Rector Rev. Słomkowski’s intention was the creation of university where departments would be chaired by distinguished scholars. Therefore, beside the former lecturers who survived the war, new excellent scholars were employed. The famous Lublin School of Philosophy was established at the Department of Philosophy. In the whole so-called ‘block of socialist countries’ only at our Catholic University it was possible to practise philosophy free of Marxist- Leninist ideology. Among the professors to whom we owe the above was Karol Wojtyła, the Bishop of Cracow, subsequently the Cardinal and Pope, Blessed John Paul II. He worked at KUL since 1954; in 1956 he became Head of the Chair and Unit of Ethics at the Department of Philosophy. He fulfilled his duties as lecturer until his election to the Holy See in 1978. The issues of freedom and human dignity, which also concerned students themselves in those hard times, were very frequently undertaken in Rev. Prof. Wojtyła’s teaching.
The process aiming to a gradual liquidation of University started since the end of the 40’s. In 1949 the authorities of People’s Republic of Poland began the closing of the Department of Law and Department of Social and Economic Sciences, followed by the closing of the Studies in Social and Economic Issues of the Countryside in the subsequent year. In 1953 pedagogical studies were liquidated and the Faculty of Humanities was rejected the right to conduct doctoral and postdoctoral programmes. Ten years later the process of liquidation of neo-philological sections was finally accomplished. At the same time, state authorities undertook actions aiming to reduce the number of students constantly increasing- authorities imposed very low limits on the number of students admitted to the first year of studies. Graduation from KUL usually resulted in the impossibility to find a job. Communist authorities rejected or postponed the issuance of the consent for employment of new employees; lecturers were refused to confirm the scientific degrees obtained; trips to foreign conferences were very difficult at that time. To complete the work of destruction, enormous income tax was imposed on University several times, thus increasing University’s debt. The state also took away Potulicka’s Foundation from KUL. These steps, however, did not reduce the public interest in the University. High level of lectures and unique atmosphere of true freedom invariably attracted the youth from all over the country. At that time the Friends of KUL Society played a vital role because its members associated both in the country and abroad generously supported and promoted the activities of University. KUL always had great support on the part of Polish, mostly Catholic, society. Among the defenders of the University one may not forget to mention Cardinal Stefan Wyszyński, Primate of the Millennium. Not only was he the graduate of the Faculty of Canon Law and Economic Sciences of KUL and Grand Chancellor of KUL between 1946 - 48, but he was also a devoted Friend and Advisor of our University.

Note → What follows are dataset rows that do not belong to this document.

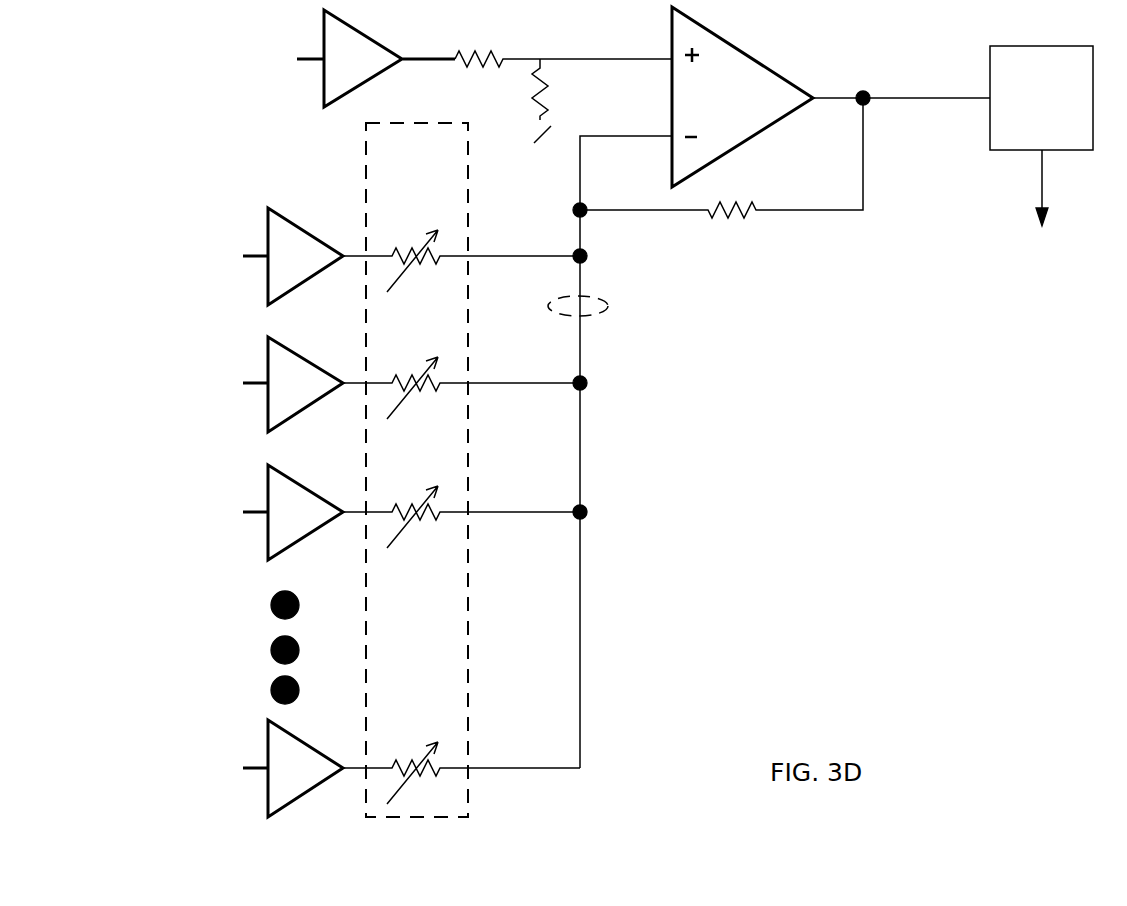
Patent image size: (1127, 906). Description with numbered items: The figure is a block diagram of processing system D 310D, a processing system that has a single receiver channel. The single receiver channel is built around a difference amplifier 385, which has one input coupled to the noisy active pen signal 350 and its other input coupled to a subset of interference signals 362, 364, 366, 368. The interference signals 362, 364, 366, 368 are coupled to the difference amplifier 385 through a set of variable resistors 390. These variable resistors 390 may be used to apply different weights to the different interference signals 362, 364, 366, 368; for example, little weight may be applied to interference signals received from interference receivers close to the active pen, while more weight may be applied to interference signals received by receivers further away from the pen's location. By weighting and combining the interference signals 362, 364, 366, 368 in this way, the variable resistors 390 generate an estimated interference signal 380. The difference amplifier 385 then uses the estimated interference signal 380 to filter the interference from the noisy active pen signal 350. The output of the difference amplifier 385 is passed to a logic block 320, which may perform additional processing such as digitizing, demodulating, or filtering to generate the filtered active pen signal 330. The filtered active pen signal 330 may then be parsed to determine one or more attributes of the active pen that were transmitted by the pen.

The noisy active pen signal 350 is at (327, 58).
The difference amplifier 385 is at (831, 97).
The logic block 320 is at (1041, 98).
The filtered active pen signal 330 is at (1045, 224).
The set of variable resistors 390 is at (461, 470).
The interference signal 362 is at (237, 256).
The interference signal 364 is at (237, 384).
The interference signal 366 is at (237, 512).
The interference signal 368 is at (237, 768).
The estimated interference signal 380 is at (613, 305).
The processing system D 310D is at (892, 570).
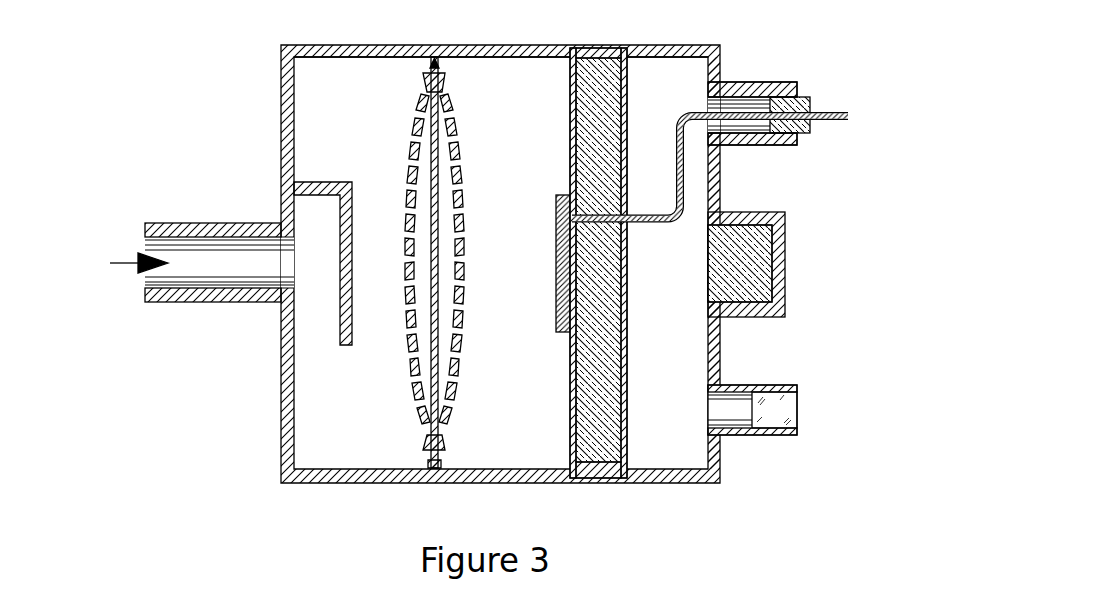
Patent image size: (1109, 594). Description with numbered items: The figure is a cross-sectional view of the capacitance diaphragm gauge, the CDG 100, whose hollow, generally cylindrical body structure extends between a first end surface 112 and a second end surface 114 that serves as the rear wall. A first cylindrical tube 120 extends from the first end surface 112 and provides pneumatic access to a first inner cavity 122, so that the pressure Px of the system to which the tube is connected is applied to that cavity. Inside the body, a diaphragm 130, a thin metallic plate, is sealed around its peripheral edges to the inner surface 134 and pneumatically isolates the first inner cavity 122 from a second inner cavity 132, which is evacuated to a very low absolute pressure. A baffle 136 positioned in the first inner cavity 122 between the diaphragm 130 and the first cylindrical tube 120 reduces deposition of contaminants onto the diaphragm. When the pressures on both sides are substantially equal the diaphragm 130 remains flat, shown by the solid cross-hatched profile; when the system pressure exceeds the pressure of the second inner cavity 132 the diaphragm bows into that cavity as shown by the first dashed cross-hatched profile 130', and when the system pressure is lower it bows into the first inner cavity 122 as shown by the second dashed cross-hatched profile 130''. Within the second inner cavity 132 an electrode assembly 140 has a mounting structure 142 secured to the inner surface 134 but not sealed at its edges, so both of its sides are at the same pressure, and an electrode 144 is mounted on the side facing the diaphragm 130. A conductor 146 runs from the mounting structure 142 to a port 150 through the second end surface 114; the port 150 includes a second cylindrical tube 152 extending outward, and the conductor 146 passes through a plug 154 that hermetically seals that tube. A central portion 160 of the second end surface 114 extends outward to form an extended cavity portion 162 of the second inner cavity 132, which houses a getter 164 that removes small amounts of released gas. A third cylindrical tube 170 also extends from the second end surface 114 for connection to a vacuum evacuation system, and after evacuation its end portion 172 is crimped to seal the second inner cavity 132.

The CDG 100 is at (469, 266).
The first end surface 112 is at (280, 133).
The second end surface 114 is at (721, 373).
The first cylindrical tube 120 is at (213, 223).
The first inner cavity 122 is at (315, 437).
The diaphragm 130 is at (434, 262).
The first dashed cross-hatched profile 130' is at (474, 259).
The second dashed cross-hatched profile 130'' is at (394, 259).
The second inner cavity 132 is at (682, 437).
The inner surface 134 is at (320, 57).
The baffle 136 is at (340, 325).
The electrode assembly 140 is at (668, 245).
The mounting structure 142 is at (570, 438).
The electrode 144 is at (556, 292).
The conductor 146 is at (698, 112).
The port 150 is at (782, 78).
The second cylindrical tube 152 is at (770, 83).
The plug 154 is at (797, 97).
The central portion 160 is at (740, 263).
The extended cavity portion 162 is at (700, 250).
The getter 164 is at (714, 298).
The third cylindrical tube 170 is at (771, 406).
The end portion 172 is at (770, 420).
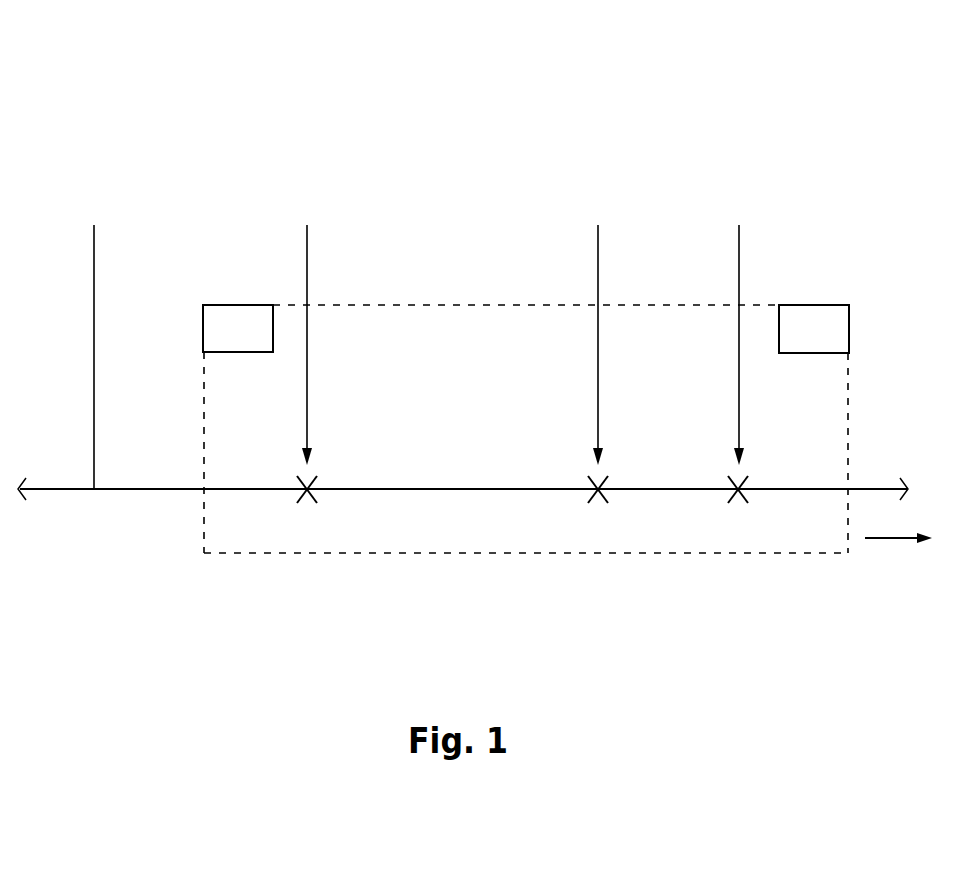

After year 1970, during Father Mieczysław Albert Krąpiec, Rector of KUL’s term of office, many majors previously liquidated managed to be reactivated. In 1981 the Faculty of Social Sciences was created. University intensified contacts with several foreign universities, which resulted in numerous visits paid by scholars from many European and American universities and in the increase of opportunities for KUL employees to travel abroad. In recognition of KUL’s activity, numerous diplomats, ambassadors and consuls from many countries of Western Europe as well as the USA and Australia came to the annual ceremonies of the inauguration of each academic year. This recognition given to KUL by the authorities of the free world was an unambiguous gesture indicating that the suffering, renunciation and humiliation suffered in the years of Stalinist terror and at the time of the construction of ‘a socialist country’ were worth experiencing in order to live in conformity with the faith and conscience and to search for the truth.


16th October 1978 was an exceptional date because Cardinal Karol Wojtyła was elected Pope. In 1987 this most famous professor of the Catholic University of Lublin visited his Alma Mater, addressing the academic community with unique words remembered until today: “University! Serve the Truth!”.